OK, with that out of the way. let’s talk about Harold Ross and H.K. Fowler. Harold Ross, as the select few still reading this bit well know, founded the New Yorker back in 1925, and a year later Fowler published A Dictionary of Modern English Usage, in which Ross’s compulsive grammatical fussiness met its match, and Fowler’s Dictionary became Ross’s bible. Or so we have been told.
I have been conducting my own compulsively fussy review of the writings of James Thurber, a review that has itself grown increasingly compulsive and fussy. I noted in an earlier post, “Words, Words, Words,” that in some early “Talk of the Town” pieces that Thurber wrote in the late twenties and early thirties, and reprinted in his collection The Beast in Me, the scarcely American word “chivvy” was spelt in two different ways—as both “chivvy” and “chevy”—in two pieces published two years apart. Now that I have a copy of Fowler (the 1926 edition, to be sure), I’m a bit amazed to find that Fowler spelt the word “chivy”! WTF, n’est-ce pas?
Furthermore, in another collection of Thurber’s pieces, The Owl in the Attic, I find a stunning atrocity, “centre-fielder,” which surely cannot be blamed on Fowler. In an early “Talk” piece we find “cheque,”* which is bad enough, but “centre-fielder” is a mid-Atlantic collision of affectation and idiocy that ought to be allowed simply to sink of its own weight.
The Owl in the Attic also contains “rôle,” which, Fowler insists, needlessly maintains the circumflex, and the “sanctity,” of the French form, which, you can guess, he is against.† The word “role”, he maintains, and I with him, has been thoroughly Anglicized. Everyone knows what it means, and there is no reason to get all Gallic on our asses, so stop already.
Afterwords
Though Fowler is generally typed as the prissiest of Priscians, “willfully idiosyncratic” is perhaps a better term. He freely admits that usage, or, as he prefers, “Fashion,” determines both meaning and pronunciation, but he has many hobby horses of his own design, which he rides furiously. He is amusingly contemptuous of etymology—the notion that a word’s “true meaning” can only be found in its history he regards, correctly, as mere nonsense. Yet while acknowledging the inevitability of change in the abstract, he often resists it in the concrete.
He takes pronunciation very seriously, and hopes that, although everyone pronounces “pneumatic” and “pneumonia” without the “p”, perhaps in the future people will come to pronounce such less common forms as “pneumatology” and “pneumonometer” “correctly,” though it’s hard to see how, even assuming—which is grotesque—that any normal person would have any occasion to pronounce either, since “pnu” is not an English sound, and only a Greek scholar—and only a pretentious one at that—would pretend to know how to produce it.

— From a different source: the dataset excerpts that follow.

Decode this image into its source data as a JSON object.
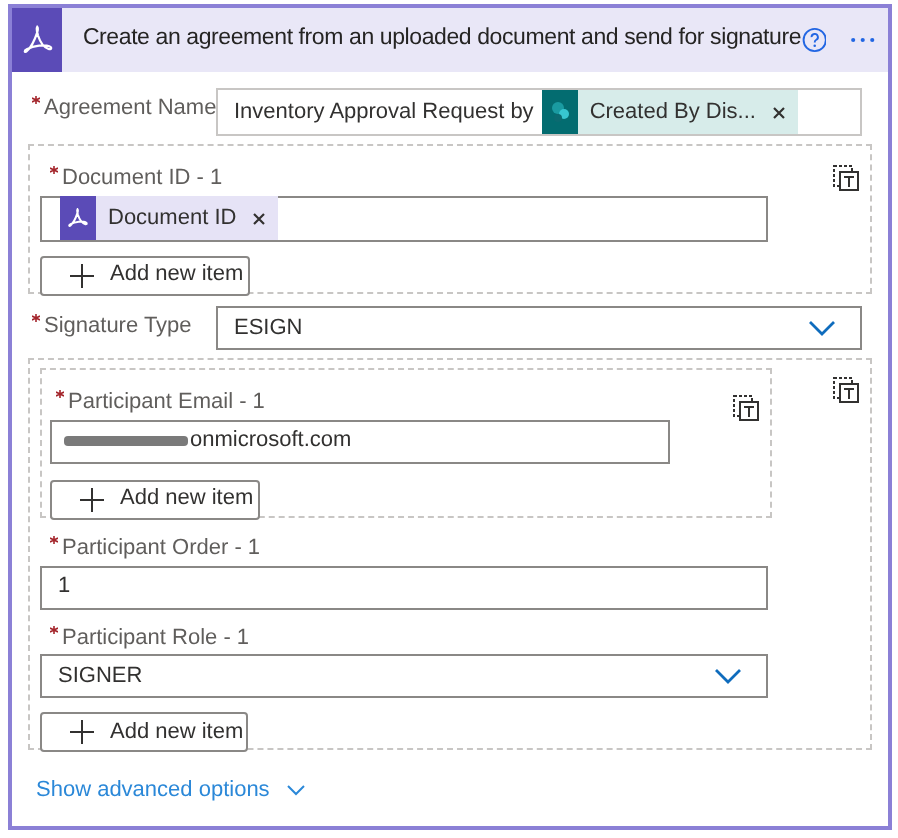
{
  "header": {
    "title": "Create an agreement from an uploaded document and send for signature"
  },
  "agreement_name": {
    "label": "Agreement Name",
    "required": true,
    "text": "Inventory Approval Request by",
    "token": {
      "label": "Created By Dis...",
      "kind": "sharepoint"
    }
  },
  "document_id": {
    "label": "Document ID - 1",
    "required": true,
    "token": {
      "label": "Document ID",
      "kind": "adobe"
    },
    "add_button": "Add new item"
  },
  "signature_type": {
    "label": "Signature Type",
    "required": true,
    "value": "ESIGN"
  },
  "participants": {
    "email": {
      "label": "Participant Email - 1",
      "required": true,
      "value": "onmicrosoft.com",
      "add_button": "Add new item"
    },
    "order": {
      "label": "Participant Order - 1",
      "required": true,
      "value": "1"
    },
    "role": {
      "label": "Participant Role - 1",
      "required": true,
      "value": "SIGNER"
    },
    "add_button": "Add new item"
  },
  "advanced_link": "Show advanced options"
}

He agrees with the purists at the OED that “flute” and “lute” ought to be pronounced with a “y” sound, that is, “flyoote” and “lyoote,” rather than “floote” and “loote,” but he admits that the battle has already been lost, since if we insist on “flyoote” and “lyoote,” then we must also demand “glyoo” and “blyoo,” which clearly we can’t. Do you follow?
Fowler also finds himself hoist on his own petard when arguing for absolute distinctions in the usage (and meaning) of “shall” versus “will” and “should” versus “would,” punching aggressively through the plain future and conditional, the “I would like” bog, the indefinite future and relative, and “elegant variations” (a continuing bugbear), before stumbling over the dreaded “that clauses,” where “the drawing of the line is not easy” (i.e., impossible), and then concluding strangely with the clearly dubious yet somehow permissible “decorative and oracular shall” usages (the latter, of course, being at once “far less conscious & artificial” than the former, but also somehow “better avoided”—the decorative, one guesses, being inherently less dangerous than the oracular).
*The New Shorter Oxford defines “cheque” elegantly as “the counterfoil of a bank bill, draft, etc.”
†Yet Wikipedia, in its very definition of “circumflex,” employs “rôle” as an example of its use in English. And so the battle never ends.